Of the three alternatives you listed the only one I would use is Norton. The other two intercept your TLS traffic which has added additional vulnerabilities in the
past. You can switch these features off, but do you really want to be using a vendor that's willing break something as fundamental to your browsing security and privacy as your encrypted web traffic?
Cylance is by far the lightest AV system I have ever used. The performance impact is negligible, and despite what people here are saying it will protect your system from malware just as good as the other suites. You can waste your time loading different sorts of security software on your system if you're very paranoid but you seem to know enough about computers to not need the additional protection. The only suite that adds any kind of useful features in terms of protection is Sophos, but the performance impact of their suite is so great that it dissuades me from using it. The only downside to Cylance is the interface is barebones and it's managed exclusivity from the web console.

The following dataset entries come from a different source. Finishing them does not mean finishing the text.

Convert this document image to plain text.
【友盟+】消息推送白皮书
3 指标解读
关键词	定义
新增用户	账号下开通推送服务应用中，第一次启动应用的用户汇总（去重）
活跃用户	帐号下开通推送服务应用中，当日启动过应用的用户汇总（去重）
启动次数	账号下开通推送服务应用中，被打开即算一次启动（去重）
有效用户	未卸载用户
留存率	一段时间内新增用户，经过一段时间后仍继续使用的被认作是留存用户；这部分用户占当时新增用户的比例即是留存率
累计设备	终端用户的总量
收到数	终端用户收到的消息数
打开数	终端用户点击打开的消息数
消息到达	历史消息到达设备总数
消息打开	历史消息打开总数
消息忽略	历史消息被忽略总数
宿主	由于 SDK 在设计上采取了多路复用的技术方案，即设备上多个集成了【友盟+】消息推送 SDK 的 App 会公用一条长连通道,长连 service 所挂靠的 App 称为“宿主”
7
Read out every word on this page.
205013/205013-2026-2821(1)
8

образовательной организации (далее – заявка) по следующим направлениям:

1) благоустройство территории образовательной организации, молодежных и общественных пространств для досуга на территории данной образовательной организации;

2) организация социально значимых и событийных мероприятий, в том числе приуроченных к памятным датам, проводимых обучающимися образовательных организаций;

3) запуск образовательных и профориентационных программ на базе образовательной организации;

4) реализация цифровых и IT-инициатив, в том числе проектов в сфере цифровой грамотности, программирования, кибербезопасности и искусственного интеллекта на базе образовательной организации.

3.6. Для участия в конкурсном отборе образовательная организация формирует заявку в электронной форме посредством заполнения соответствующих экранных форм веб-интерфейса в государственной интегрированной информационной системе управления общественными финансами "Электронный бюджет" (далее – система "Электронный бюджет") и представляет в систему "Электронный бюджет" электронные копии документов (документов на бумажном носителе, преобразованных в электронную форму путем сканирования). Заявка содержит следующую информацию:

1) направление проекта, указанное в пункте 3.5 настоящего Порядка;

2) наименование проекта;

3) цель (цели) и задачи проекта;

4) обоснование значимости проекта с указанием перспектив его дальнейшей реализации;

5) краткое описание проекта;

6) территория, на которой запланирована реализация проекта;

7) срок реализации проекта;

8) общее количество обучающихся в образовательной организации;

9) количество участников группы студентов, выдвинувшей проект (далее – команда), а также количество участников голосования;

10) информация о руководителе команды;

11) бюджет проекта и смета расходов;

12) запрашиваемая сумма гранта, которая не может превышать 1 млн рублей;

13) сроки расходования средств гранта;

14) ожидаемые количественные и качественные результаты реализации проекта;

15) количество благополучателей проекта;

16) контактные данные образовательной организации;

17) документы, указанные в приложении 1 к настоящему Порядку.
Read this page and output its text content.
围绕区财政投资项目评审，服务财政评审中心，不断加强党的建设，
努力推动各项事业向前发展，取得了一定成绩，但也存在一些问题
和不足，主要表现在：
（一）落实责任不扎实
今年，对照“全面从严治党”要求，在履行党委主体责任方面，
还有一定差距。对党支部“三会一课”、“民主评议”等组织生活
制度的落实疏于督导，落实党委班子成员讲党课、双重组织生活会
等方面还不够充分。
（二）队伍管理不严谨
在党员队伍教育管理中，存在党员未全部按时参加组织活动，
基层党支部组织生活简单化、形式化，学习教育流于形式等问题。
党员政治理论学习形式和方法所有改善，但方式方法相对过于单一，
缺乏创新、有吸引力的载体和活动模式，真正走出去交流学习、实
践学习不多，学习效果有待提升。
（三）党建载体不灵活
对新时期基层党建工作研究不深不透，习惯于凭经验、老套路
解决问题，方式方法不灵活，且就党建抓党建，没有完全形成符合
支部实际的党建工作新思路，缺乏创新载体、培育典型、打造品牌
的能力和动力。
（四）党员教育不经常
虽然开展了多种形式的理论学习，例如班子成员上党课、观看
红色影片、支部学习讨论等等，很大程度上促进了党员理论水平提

As for the MalwareTips test that one user mentioned. This
test should should show you the kind of hackneyed lazy testing that was done. Many of these suites had syshardener installed which disassociates script files and prevents them for running. The user
Evjl's Rain was one of the only users that included the number of files blocked by syshardener which puts the Cylance detection results at 10 and the Sophos result (without syshardener) at 9. Which is odd as Cylance is supposed to be the one with script blocking problems.